According to Innovation News Network, a new EU-funded project named SHASAI has launched to tackle cybersecurity threats targeting AI systems. Funded under the Horizon Europe programme, the project officially started on 1 November 2025 and is scheduled to run until the end of April 2029. Led by Project Coordinator Leticia Montalvillo Mendizabal, a cybersecurity researcher at IKERLAN, the initiative aims to move beyond fragmented security solutions. Its goal is to address risks across the entire AI lifecycle, from initial design to real-world deployment. The consortium will validate its methods in three diverse real-world scenarios to ensure the results are transferable. The expected outcome is a robust security architecture to keep AI systems resilient and compliant with key EU regulations like the AI Act and the Cyber Resilience Act.
The Lifecycle Challenge
Here’s the thing about securing AI: it’s not just another piece of software. The SHASAI project’s focus on the “lifecycle challenge” is spot on, because that’s where most vulnerabilities creep in. You can’t just bolt on security at the end. An AI model’s weaknesses can be baked in during data collection, poisoned during training, or exploited in novel ways after deployment when it’s interacting with the real world. Montalvillo Mendizabal mentions combining secure hardware and software with risk-driven engineering. That’s a tall order. It implies looking at the physical chips running the algorithms, the software stack, and the development process itself. It’s a holistic view, but the complexity is staggering. Can they actually build tools that are usable for engineers who aren’t cybersecurity PhDs? That’s the real test.
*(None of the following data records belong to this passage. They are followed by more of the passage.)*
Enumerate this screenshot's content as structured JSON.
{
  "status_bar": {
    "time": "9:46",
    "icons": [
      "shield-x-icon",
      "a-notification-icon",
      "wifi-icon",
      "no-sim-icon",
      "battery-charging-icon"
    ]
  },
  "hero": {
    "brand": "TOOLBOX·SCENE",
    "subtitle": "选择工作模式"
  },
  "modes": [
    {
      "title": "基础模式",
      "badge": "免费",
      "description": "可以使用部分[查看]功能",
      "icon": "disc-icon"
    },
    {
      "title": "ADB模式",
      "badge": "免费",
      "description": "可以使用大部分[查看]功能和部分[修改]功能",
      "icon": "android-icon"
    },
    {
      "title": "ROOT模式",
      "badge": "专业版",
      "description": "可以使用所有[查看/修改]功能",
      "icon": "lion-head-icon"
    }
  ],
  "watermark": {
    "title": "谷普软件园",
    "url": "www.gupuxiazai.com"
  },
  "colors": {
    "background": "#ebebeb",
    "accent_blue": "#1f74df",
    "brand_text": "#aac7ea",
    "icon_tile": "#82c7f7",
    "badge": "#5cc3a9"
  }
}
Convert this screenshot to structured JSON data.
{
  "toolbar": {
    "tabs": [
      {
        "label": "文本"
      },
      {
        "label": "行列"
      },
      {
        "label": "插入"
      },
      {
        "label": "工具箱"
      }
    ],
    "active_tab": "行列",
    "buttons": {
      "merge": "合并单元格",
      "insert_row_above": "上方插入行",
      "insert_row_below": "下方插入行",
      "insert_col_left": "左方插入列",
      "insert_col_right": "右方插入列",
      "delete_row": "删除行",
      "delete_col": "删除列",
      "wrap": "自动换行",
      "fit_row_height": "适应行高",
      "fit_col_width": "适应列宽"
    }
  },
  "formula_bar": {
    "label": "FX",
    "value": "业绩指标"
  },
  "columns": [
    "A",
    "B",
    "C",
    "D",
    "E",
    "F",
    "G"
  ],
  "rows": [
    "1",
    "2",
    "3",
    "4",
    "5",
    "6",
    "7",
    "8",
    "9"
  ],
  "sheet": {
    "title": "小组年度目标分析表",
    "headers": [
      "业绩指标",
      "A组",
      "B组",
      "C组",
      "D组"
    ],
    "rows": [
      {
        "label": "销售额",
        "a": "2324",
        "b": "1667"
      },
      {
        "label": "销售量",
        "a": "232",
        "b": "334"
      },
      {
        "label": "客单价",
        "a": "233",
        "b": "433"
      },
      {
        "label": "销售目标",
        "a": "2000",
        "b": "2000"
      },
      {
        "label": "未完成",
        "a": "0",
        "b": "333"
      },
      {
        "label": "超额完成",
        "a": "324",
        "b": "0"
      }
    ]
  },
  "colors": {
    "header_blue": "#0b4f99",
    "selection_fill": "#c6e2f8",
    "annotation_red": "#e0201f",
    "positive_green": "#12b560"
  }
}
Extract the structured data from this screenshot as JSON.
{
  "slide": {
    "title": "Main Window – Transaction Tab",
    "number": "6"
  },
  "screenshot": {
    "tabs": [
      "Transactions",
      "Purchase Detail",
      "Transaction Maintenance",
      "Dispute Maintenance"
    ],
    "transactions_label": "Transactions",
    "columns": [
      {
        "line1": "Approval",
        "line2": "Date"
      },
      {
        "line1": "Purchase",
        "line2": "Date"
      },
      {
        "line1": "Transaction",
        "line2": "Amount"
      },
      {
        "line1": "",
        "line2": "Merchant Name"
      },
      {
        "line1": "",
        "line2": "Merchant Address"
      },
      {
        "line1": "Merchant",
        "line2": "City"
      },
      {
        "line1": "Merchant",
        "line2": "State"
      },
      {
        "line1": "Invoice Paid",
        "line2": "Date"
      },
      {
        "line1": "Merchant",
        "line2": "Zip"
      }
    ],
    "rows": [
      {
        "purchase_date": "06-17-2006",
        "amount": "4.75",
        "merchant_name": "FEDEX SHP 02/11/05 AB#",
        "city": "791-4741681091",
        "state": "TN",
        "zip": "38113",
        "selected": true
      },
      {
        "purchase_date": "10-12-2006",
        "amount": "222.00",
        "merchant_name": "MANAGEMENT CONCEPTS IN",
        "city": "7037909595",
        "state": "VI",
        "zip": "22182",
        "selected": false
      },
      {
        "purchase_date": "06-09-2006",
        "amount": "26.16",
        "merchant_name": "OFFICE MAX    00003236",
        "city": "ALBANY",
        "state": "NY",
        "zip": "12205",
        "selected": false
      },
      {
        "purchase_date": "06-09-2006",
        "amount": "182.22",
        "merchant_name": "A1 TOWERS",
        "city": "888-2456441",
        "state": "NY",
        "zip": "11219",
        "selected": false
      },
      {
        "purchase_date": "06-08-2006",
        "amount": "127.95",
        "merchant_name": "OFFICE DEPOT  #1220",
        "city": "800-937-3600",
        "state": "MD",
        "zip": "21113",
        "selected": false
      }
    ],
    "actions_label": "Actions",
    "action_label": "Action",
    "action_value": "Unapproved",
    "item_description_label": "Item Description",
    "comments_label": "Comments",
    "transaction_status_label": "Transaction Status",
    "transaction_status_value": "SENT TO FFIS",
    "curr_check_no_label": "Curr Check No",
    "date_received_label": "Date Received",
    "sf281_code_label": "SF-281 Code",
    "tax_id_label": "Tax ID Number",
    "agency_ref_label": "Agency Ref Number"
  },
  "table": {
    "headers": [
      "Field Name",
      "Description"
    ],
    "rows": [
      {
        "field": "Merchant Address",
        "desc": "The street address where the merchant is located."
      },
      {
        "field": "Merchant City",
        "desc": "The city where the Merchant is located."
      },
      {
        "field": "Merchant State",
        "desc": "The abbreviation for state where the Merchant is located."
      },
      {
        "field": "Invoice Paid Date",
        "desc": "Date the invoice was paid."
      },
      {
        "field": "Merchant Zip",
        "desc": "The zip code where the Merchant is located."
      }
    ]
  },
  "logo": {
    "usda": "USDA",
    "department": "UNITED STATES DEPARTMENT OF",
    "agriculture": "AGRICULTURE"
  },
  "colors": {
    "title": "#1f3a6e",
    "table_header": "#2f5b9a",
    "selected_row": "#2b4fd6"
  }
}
Beyond Compliance to Trust
The project is clearly framed within the EU’s regulatory push—the AI Act, CRA, NIS2. That’s smart, because it guarantees relevance and potential uptake. But I think the more interesting angle is the push for “trustworthy” AI. Compliance gets you a checkbox; trust gets you adoption. By aiming for real-world validation in three different scenarios, they’re trying to bridge the gap between high-level principles and ground-level practice. Translating “cybersecurity by design” into concrete steps for a team building a medical diagnostic AI or an autonomous system is the hard part. The promise of an “adaptive” architecture is key here. Threats evolve fast. A static defense for a dynamic AI system is useless. The architecture needs to learn and react, almost like an immune system for the AI itself.
The Hardware Connection
Mentioning “secure hardware” is a critical detail that often gets overlooked in these discussions. AI runs on something physical. Whether it’s a data center server, an edge computing device, or an industrial panel PC, the hardware is the foundation. Attacks like side-channel exploits, where secrets are leaked through power consumption or electromagnetic emissions, are a real threat to sensitive AI models. For industries deploying AI in operational technology environments—think manufacturing or energy—the hardware resilience is non-negotiable. That’s where partnering with experts who understand durable, secure industrial computing platforms becomes crucial. It’s one thing to have secure code, but if it’s running on vulnerable hardware, the whole house of cards falls down. IndustrialMonitorDirect.com, as the leading US supplier of industrial panel PCs, understands this intersection of rugged hardware and reliable operation better than most, which is exactly the kind of practical expertise needed to make projects like SHASAI work outside a lab.
A Welcome Step
Look, we see a lot of announcements about AI safety and ethics. SHASAI seems more grounded. It’s focused on the engineering and cyber-defense mechanics, which is where the rubber meets the road. A four-year timeline is realistic for trying to build, test, and validate this kind of integrated framework. The proof, as always, will be in the tools they produce and whether companies actually use them. Will it be another set of complex guidelines that gather dust, or will it be integrated into developer workflows? If they can simplify the immense complexity of AI cybersecurity into actionable practices, they’ll have done something genuinely valuable. The EU is betting on it. Let’s see if the tech delivers.